Anyone have any experience using pollen sub this way? I am reluctant to make "wet" pollen sub this time of year due to risking a Small Hive Beetle invasion.


----------



## Vance G (Jan 6, 2011)

Sounds like its working! Why change. I woud add more and keep feeding. I am so delighted I don't have that pest to deal with.


----------



## Saltybee (Feb 9, 2012)

recall a Michael Palmer (if I recall correctly, 50 /50 chance) video where he did just that for a cell builder.


----------



## GSkip (Dec 28, 2014)

Brad 

I'm across the state line in the the Florida panhandle so we have similar weather. To keep down the potential of inviting SHB I place the dry pollen sub in a chicken feeder fifty yards or so away from the hives. The type I use is made to be used outside and keeps the pollen sub dry. If they need it they will find it. If they are able to get to it deer will eat it also they love it so beware.


----------



## Brad Bee (Apr 15, 2013)

Thanks for the replies. Vance I don't know if it's working or not. I initially gave each split a frame with enough pollen in it to likely raise what brood they've got capped.

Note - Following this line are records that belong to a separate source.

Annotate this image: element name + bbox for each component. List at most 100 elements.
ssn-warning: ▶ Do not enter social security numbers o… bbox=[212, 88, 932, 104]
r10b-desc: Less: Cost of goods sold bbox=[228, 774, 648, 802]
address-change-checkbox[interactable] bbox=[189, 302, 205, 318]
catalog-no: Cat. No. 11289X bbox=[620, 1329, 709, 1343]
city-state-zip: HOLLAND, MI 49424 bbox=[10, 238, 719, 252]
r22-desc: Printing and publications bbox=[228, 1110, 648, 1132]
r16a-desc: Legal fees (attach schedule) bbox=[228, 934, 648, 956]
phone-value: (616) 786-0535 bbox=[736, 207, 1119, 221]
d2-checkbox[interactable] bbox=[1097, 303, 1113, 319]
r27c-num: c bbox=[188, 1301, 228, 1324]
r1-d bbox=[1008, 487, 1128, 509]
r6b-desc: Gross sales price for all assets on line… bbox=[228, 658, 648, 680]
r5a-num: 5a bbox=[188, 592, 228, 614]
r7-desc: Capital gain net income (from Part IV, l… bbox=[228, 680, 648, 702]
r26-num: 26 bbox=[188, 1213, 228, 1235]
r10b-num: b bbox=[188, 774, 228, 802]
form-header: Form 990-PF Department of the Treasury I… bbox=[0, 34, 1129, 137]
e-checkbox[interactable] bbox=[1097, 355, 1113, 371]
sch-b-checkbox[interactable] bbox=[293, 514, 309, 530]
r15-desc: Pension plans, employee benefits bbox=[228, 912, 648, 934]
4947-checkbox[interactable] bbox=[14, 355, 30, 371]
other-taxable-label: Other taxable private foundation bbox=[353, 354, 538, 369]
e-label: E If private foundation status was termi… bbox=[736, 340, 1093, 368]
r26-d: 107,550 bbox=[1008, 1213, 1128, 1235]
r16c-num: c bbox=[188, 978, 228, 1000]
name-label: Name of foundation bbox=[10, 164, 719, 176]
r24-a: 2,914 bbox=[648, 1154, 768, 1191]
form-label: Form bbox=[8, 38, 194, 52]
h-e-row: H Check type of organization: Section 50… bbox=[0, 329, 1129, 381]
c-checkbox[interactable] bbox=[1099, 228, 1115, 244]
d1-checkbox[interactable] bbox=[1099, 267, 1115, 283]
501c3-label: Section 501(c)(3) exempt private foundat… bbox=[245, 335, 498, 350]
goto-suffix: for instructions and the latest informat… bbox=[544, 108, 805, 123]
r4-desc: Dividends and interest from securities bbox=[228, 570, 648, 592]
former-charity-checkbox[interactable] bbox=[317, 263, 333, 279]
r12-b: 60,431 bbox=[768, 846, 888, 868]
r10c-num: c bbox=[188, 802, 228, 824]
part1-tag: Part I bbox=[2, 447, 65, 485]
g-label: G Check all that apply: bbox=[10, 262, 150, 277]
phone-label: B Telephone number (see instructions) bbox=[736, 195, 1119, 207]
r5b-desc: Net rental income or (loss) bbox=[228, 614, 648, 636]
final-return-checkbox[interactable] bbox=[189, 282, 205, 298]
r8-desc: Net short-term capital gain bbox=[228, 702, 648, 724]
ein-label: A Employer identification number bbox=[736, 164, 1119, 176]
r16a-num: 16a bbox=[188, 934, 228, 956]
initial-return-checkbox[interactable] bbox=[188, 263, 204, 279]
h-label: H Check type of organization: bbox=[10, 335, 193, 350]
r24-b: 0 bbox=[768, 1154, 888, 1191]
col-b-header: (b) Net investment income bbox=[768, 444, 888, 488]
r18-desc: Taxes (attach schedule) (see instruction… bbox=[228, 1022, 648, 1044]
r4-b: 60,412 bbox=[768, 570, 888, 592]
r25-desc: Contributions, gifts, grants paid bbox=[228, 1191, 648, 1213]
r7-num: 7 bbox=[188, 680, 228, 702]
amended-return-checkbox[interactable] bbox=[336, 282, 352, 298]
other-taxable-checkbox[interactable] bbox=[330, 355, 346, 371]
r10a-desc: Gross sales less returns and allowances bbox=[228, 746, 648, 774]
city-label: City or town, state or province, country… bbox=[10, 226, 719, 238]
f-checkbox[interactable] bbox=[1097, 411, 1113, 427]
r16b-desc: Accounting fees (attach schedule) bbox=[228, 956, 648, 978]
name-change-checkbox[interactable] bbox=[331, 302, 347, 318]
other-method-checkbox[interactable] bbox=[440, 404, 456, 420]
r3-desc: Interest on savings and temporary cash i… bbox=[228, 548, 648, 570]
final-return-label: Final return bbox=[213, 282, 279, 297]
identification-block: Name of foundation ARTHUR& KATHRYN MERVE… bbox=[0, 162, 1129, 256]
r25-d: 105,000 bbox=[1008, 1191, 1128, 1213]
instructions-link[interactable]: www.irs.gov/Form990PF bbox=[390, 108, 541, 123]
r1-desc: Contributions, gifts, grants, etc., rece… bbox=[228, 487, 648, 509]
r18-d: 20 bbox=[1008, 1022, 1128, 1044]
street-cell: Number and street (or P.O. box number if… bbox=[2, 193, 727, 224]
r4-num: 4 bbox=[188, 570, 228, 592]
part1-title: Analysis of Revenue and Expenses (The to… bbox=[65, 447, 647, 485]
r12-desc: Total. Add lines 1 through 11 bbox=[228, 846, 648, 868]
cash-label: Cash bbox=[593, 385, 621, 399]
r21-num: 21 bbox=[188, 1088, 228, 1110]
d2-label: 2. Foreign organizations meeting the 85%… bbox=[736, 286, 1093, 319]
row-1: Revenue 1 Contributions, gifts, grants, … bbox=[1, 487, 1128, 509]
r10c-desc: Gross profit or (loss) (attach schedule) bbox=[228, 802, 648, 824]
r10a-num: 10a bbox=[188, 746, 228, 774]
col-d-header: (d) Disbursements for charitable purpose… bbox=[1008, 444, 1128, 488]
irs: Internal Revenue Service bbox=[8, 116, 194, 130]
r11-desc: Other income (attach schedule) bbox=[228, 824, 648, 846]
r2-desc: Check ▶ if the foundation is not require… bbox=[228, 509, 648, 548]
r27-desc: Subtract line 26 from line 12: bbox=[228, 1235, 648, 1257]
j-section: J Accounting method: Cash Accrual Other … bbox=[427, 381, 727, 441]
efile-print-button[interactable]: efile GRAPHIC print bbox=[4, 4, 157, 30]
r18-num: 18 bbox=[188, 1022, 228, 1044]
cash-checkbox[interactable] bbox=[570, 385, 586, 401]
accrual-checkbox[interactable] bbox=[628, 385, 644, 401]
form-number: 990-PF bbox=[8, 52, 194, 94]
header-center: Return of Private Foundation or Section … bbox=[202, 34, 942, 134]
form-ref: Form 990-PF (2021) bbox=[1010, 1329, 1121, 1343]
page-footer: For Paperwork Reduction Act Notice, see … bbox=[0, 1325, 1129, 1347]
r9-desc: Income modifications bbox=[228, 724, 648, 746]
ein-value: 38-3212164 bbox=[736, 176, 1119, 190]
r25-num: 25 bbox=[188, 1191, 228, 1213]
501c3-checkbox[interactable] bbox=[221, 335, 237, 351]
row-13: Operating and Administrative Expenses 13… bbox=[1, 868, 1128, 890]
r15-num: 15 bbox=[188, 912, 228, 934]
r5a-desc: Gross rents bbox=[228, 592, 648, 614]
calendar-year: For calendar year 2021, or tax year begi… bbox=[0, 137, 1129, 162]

Salty, I remember a video of MP putting collected pollen into a frame. I don't remember seeing him put dry pollen sub in one. He may have and I might not have seen that video. If you find it, post it up please.

GSkip, I am going to put a feeder up for the sub. I'd like to see a picture of what you are using. The reason I put it straight into the comb was to maybe give them a head start.


----------



## squarepeg (Jul 9, 2010)

Brad Bee said:


> I checked the splits today and they all had 2-3 frames of capped brood in them.


:thumbsup:

i've put dry sub out on an outer cover turned upside down and it worked great.


----------



## squarepeg (Jul 9, 2010)

as an afterthought if you put it outside your nucs will be competing with the big colonies for it. i would consider giving all of that capped brood a chance to emerge and then giving them patties small enough that they can consume them pretty quick, especially if you have beetle blasters in the hives.


----------



## Brad Bee (Apr 15, 2013)

Thanks for the info. What kind of sub did you use SP?

These are the Frost queens. So far so good. They are nice long queens and are laying a very good pattern.


----------



## Billboard (Dec 28, 2014)

Brad a 2ft piece of 4inch pvc with a end cap hung from a tree works good too. You cab also add the square opening cap to keep it dry also.


----------



## squarepeg (Jul 9, 2010)

Brad Bee said:


> What kind of sub did you use SP?


it's been a few years, but i think it was called ultra bee by mann lake.

after thinking more about during the day, 3 frames of capped brood should be 6 frames of bees soon. you may already have a decent enough population in those hive to get them to mid august and see what happens with the goldenrod this year.


----------



## Brad Bee (Apr 15, 2013)

Thanks for the suggestion Billboard.

That's right SP. I'll just have to wait and see. If it doesn't start raining soon.....


----------